Combien de fois ai-je lu cette objection sur les réseaux dans la foulée de la polémique…

C’est comme si, dans un élan de vertu paradoxale, certains s’étaient soudainement mis à se préoccuper de toutes ces gens…

Il s’agit là d’un faux dilemme. Être responsable vis-à-vis des uns n’exclut pas de l’être aussi vis-à-vis des autres. Certes, le statut de citoyen confère des droits et des privilèges additionnels, mais est-ce à dire que le statut de personne humaine n’en confère aucun ?

« Oui, mais on n’a pas les moyens de les accueillir. Ça ne fera que compliquer davantage nos problématiques liées l’immigration. »

Au stade où nous sommes, réitérons que les migrants haïtiens ne jouissent encore d’aucun statut en ce pays, sinon la qualité de demandeurs d’asile. Ils ne sont ni des réfugiés, ni des résidents permanents, ni des immigrants. Pour l’instant, tout ce qui importe, ce sont les considérations humanitaires. Or, il serait drôlement cheap de notre part, – c’est le moins qu’on puisse dire, de ne pas veiller à nos obligations naturelles et juridiques les plus élémentaires à l’égard de ces personnes qui en bénéficieront temporairement…

Certes, il est évident que plus le fédéral tarde à traiter les dossiers des demandeurs d’asile, plus la facture sera élevée pour le Québec qui se trouve à assumer la plupart des coûts… Cela dit, si on est capable de se payer un pont illuminé à 40 millions de dollars, je pense qu’on peut se permettre de nourrir ces enfants, ces mères et ces pères de famille…

Quant aux questions relatives à l’intégration et au soutien aux nouveaux arrivants, elles relèvent d’un tout autre débat qui n’en est pas moins essentiel. Investissons-nous suffisamment en francisation ? Non.
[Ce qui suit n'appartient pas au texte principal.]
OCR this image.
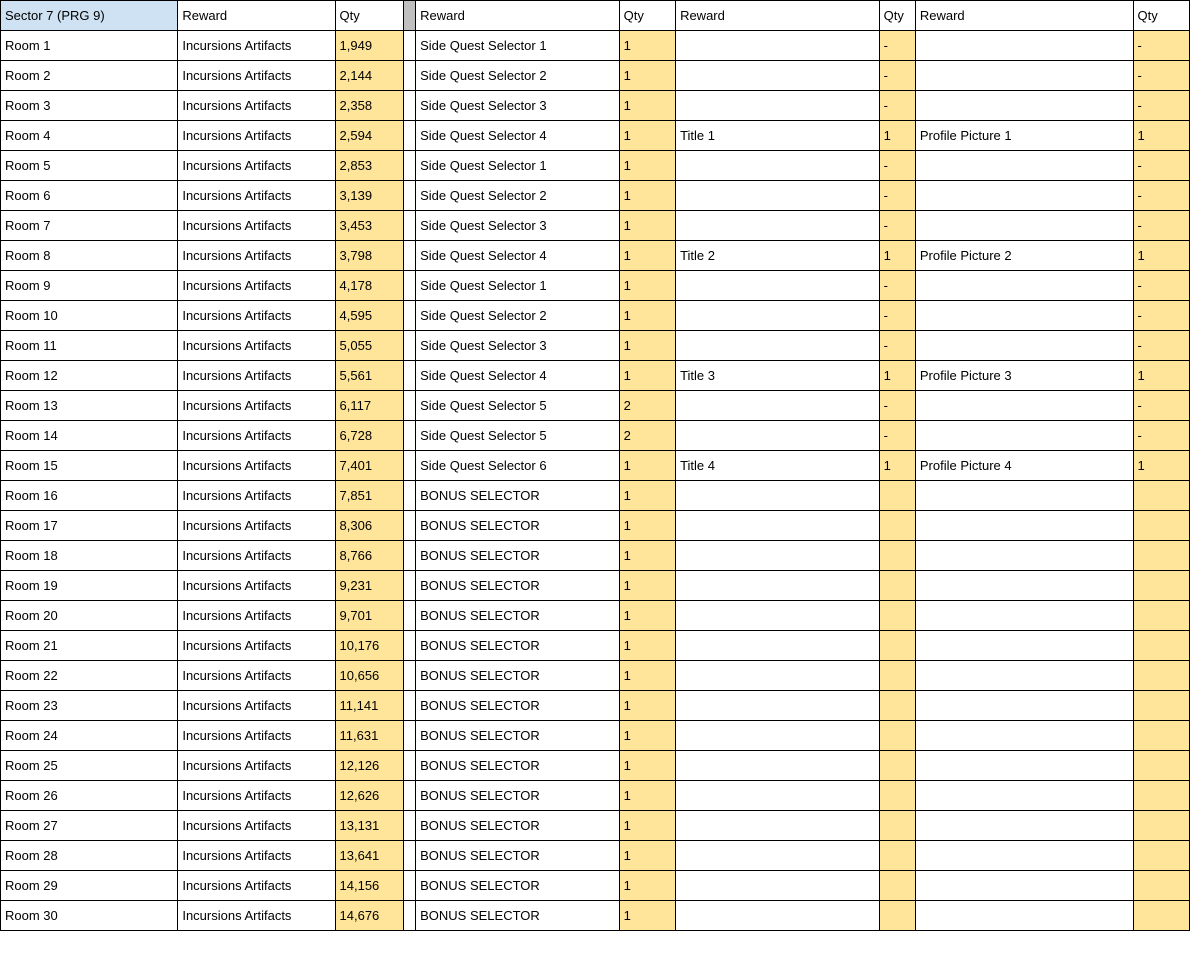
Sector 7 (PRG 9)	Reward	Qty		Reward	Qty	Reward	Qty	Reward	Qty
Room 1	Incursions Artifacts	1,949		Side Quest Selector 1	1		-		-
Room 2	Incursions Artifacts	2,144		Side Quest Selector 2	1		-		-
Room 3	Incursions Artifacts	2,358		Side Quest Selector 3	1		-		-
Room 4	Incursions Artifacts	2,594		Side Quest Selector 4	1	Title 1	1	Profile Picture 1	1
Room 5	Incursions Artifacts	2,853		Side Quest Selector 1	1		-		-
Room 6	Incursions Artifacts	3,139		Side Quest Selector 2	1		-		-
Room 7	Incursions Artifacts	3,453		Side Quest Selector 3	1		-		-
Room 8	Incursions Artifacts	3,798		Side Quest Selector 4	1	Title 2	1	Profile Picture 2	1
Room 9	Incursions Artifacts	4,178		Side Quest Selector 1	1		-		-
Room 10	Incursions Artifacts	4,595		Side Quest Selector 2	1		-		-
Room 11	Incursions Artifacts	5,055		Side Quest Selector 3	1		-		-
Room 12	Incursions Artifacts	5,561		Side Quest Selector 4	1	Title 3	1	Profile Picture 3	1
Room 13	Incursions Artifacts	6,117		Side Quest Selector 5	2		-		-
Room 14	Incursions Artifacts	6,728		Side Quest Selector 5	2		-		-
Room 15	Incursions Artifacts	7,401		Side Quest Selector 6	1	Title 4	1	Profile Picture 4	1
Room 16	Incursions Artifacts	7,851		BONUS SELECTOR	1				
Room 17	Incursions Artifacts	8,306		BONUS SELECTOR	1				
Room 18	Incursions Artifacts	8,766		BONUS SELECTOR	1				
Room 19	Incursions Artifacts	9,231		BONUS SELECTOR	1				
Room 20	Incursions Artifacts	9,701		BONUS SELECTOR	1				
Room 21	Incursions Artifacts	10,176		BONUS SELECTOR	1				
Room 22	Incursions Artifacts	10,656		BONUS SELECTOR	1				
Room 23	Incursions Artifacts	11,141		BONUS SELECTOR	1				
Room 24	Incursions Artifacts	11,631		BONUS SELECTOR	1				
Room 25	Incursions Artifacts	12,126		BONUS SELECTOR	1				
Room 26	Incursions Artifacts	12,626		BONUS SELECTOR	1				
Room 27	Incursions Artifacts	13,131		BONUS SELECTOR	1				
Room 28	Incursions Artifacts	13,641		BONUS SELECTOR	1				
Room 29	Incursions Artifacts	14,156		BONUS SELECTOR	1				
Room 30	Incursions Artifacts	14,676		BONUS SELECTOR	1				
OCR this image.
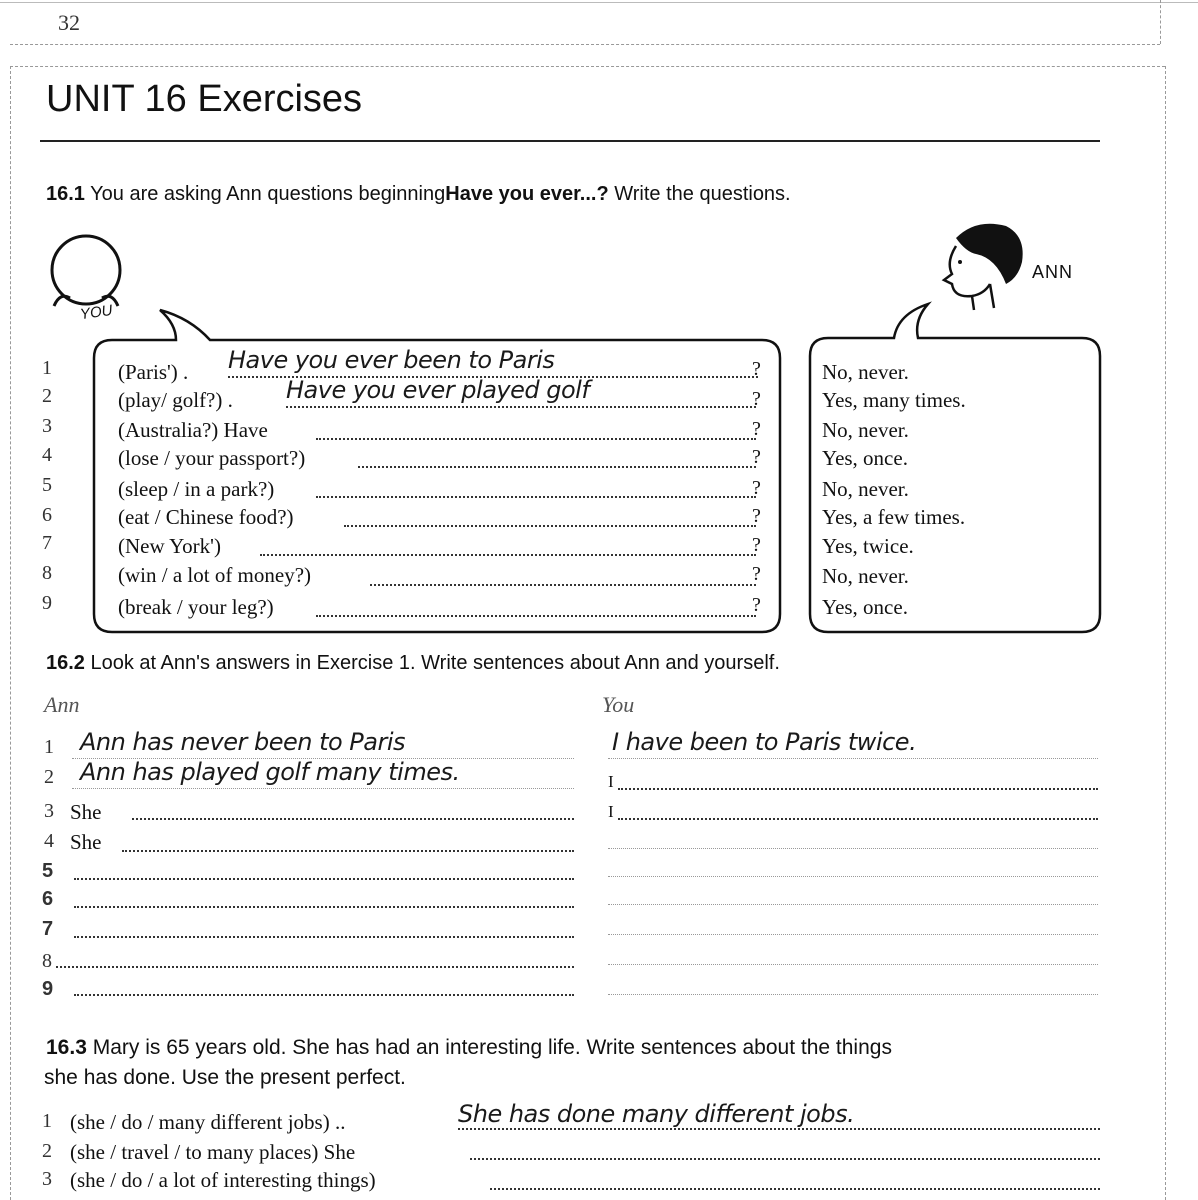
32
UNIT 16 Exercises
16.1 You are asking Ann questions beginningHave you ever...? Write the questions.
YOU
ANN
1	(Paris') . Have you ever been to Paris	?	No, never.
2	(play/ golf?) . Have you ever played golf	?	Yes, many times.
3	(Australia?) Have	?	No, never.
4	(lose / your passport?)	?	Yes, once.
5	(sleep / in a park?)	?	No, never.
6	(eat / Chinese food?)	?	Yes, a few times.
7	(New York')	?	Yes, twice.
8	(win / a lot of money?)	?	No, never.
9	(break / your leg?)	?	Yes, once.
16.2 Look at Ann's answers in Exercise 1. Write sentences about Ann and yourself.
Ann	You
1 Ann has never been to Paris	I have been to Paris twice.
2 Ann has played golf many times.	I
3 She	I
4 She
5
6
7
8
9
16.3 Mary is 65 years old. She has had an interesting life. Write sentences about the things
she has done. Use the present perfect.
1 (she / do / many different jobs) ..	She has done many different jobs.
2 (she / travel / to many places) She
3 (she / do / a lot of interesting things)
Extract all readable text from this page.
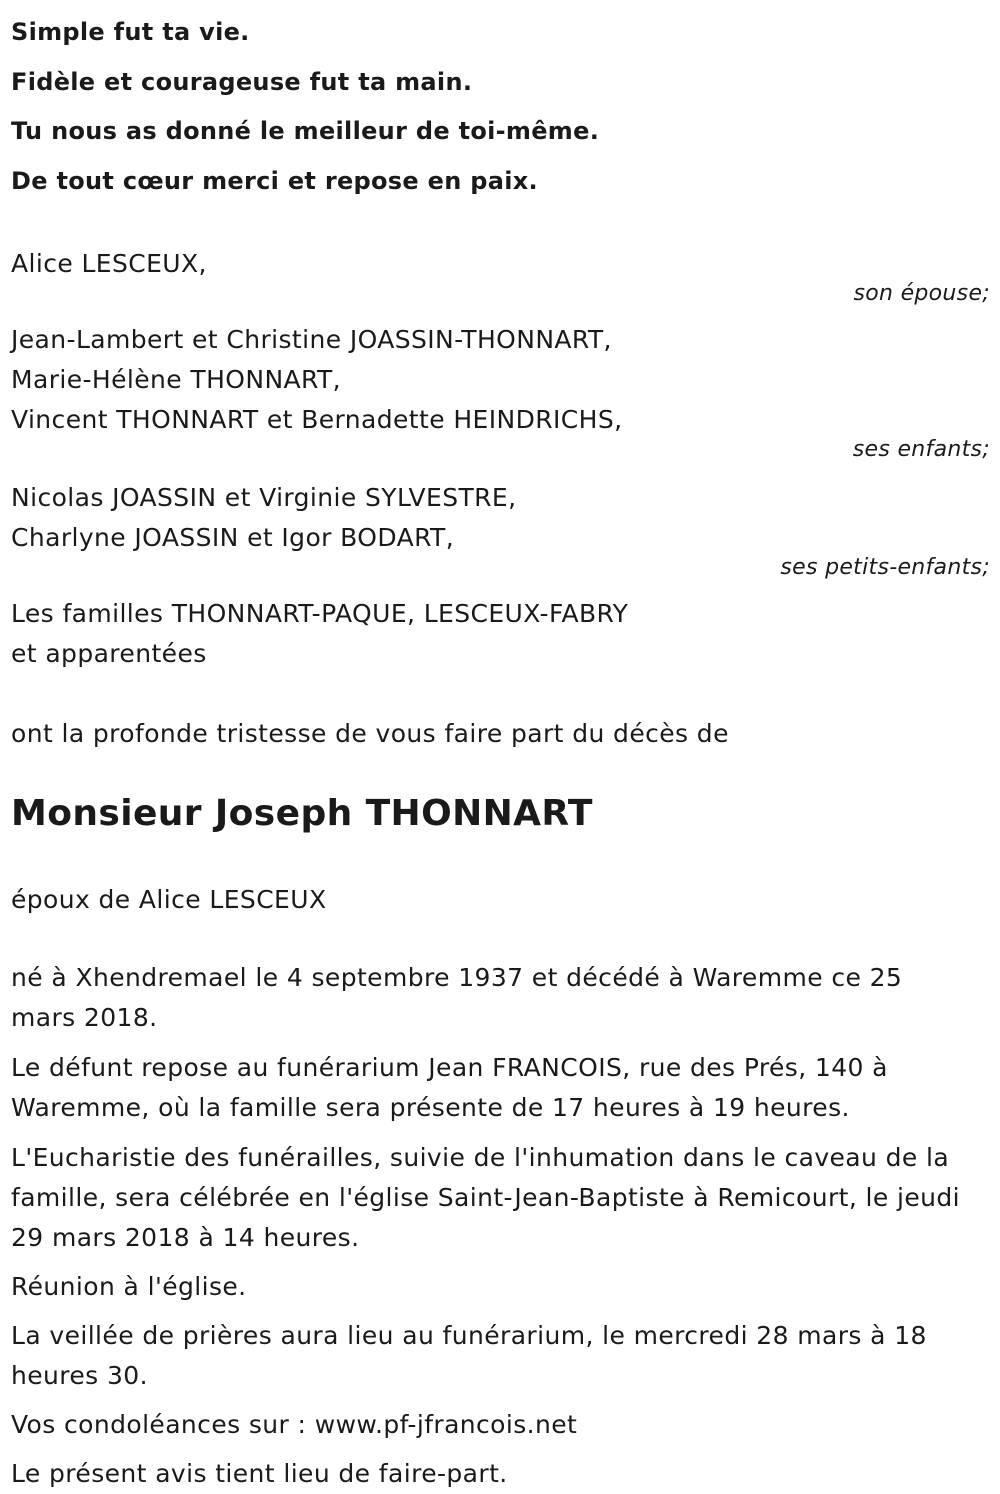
Simple fut ta vie.
Fidèle et courageuse fut ta main.
Tu nous as donné le meilleur de toi-même.
De tout cœur merci et repose en paix.
Alice LESCEUX,
son épouse;
Jean-Lambert et Christine JOASSIN-THONNART,
Marie-Hélène THONNART,
Vincent THONNART et Bernadette HEINDRICHS,
ses enfants;
Nicolas JOASSIN et Virginie SYLVESTRE,
Charlyne JOASSIN et Igor BODART,
ses petits-enfants;
Les familles THONNART-PAQUE, LESCEUX-FABRY
et apparentées
ont la profonde tristesse de vous faire part du décès de
Monsieur Joseph THONNART
époux de Alice LESCEUX
né à Xhendremael le 4 septembre 1937 et décédé à Waremme ce 25
mars 2018.
Le défunt repose au funérarium Jean FRANCOIS, rue des Prés, 140 à
Waremme, où la famille sera présente de 17 heures à 19 heures.
L'Eucharistie des funérailles, suivie de l'inhumation dans le caveau de la
famille, sera célébrée en l'église Saint-Jean-Baptiste à Remicourt, le jeudi
29 mars 2018 à 14 heures.
Réunion à l'église.
La veillée de prières aura lieu au funérarium, le mercredi 28 mars à 18
heures 30.
Vos condoléances sur : www.pf-jfrancois.net
Le présent avis tient lieu de faire-part.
Parvenons-nous à harmoniser d’une façon satisfaisante les relations entre gens de toutes origines au Québec ? Pas tout à fait. Qu’en est-il de l’intégration des immigrants au marché du travail ? Ouf.

Autant de problèmes auxquels je suggère que nous nous penchions de façon sereine et responsable, en évitant les invectives de part et d’autre. De grâce, apportons les nuances nécessaires : « demandeurs d’asile », « réfugiés », « personnes immigrantes » et « politiques d’immigration » sont des notions distinctes, lesquelles commandent d’être comprises comme il se doit.

Je l’ai déjà écrit : être québécois, c’est notre façon d’être humains.
J’insiste pour que dans tout ce débat, nous le soyons de notre mieux.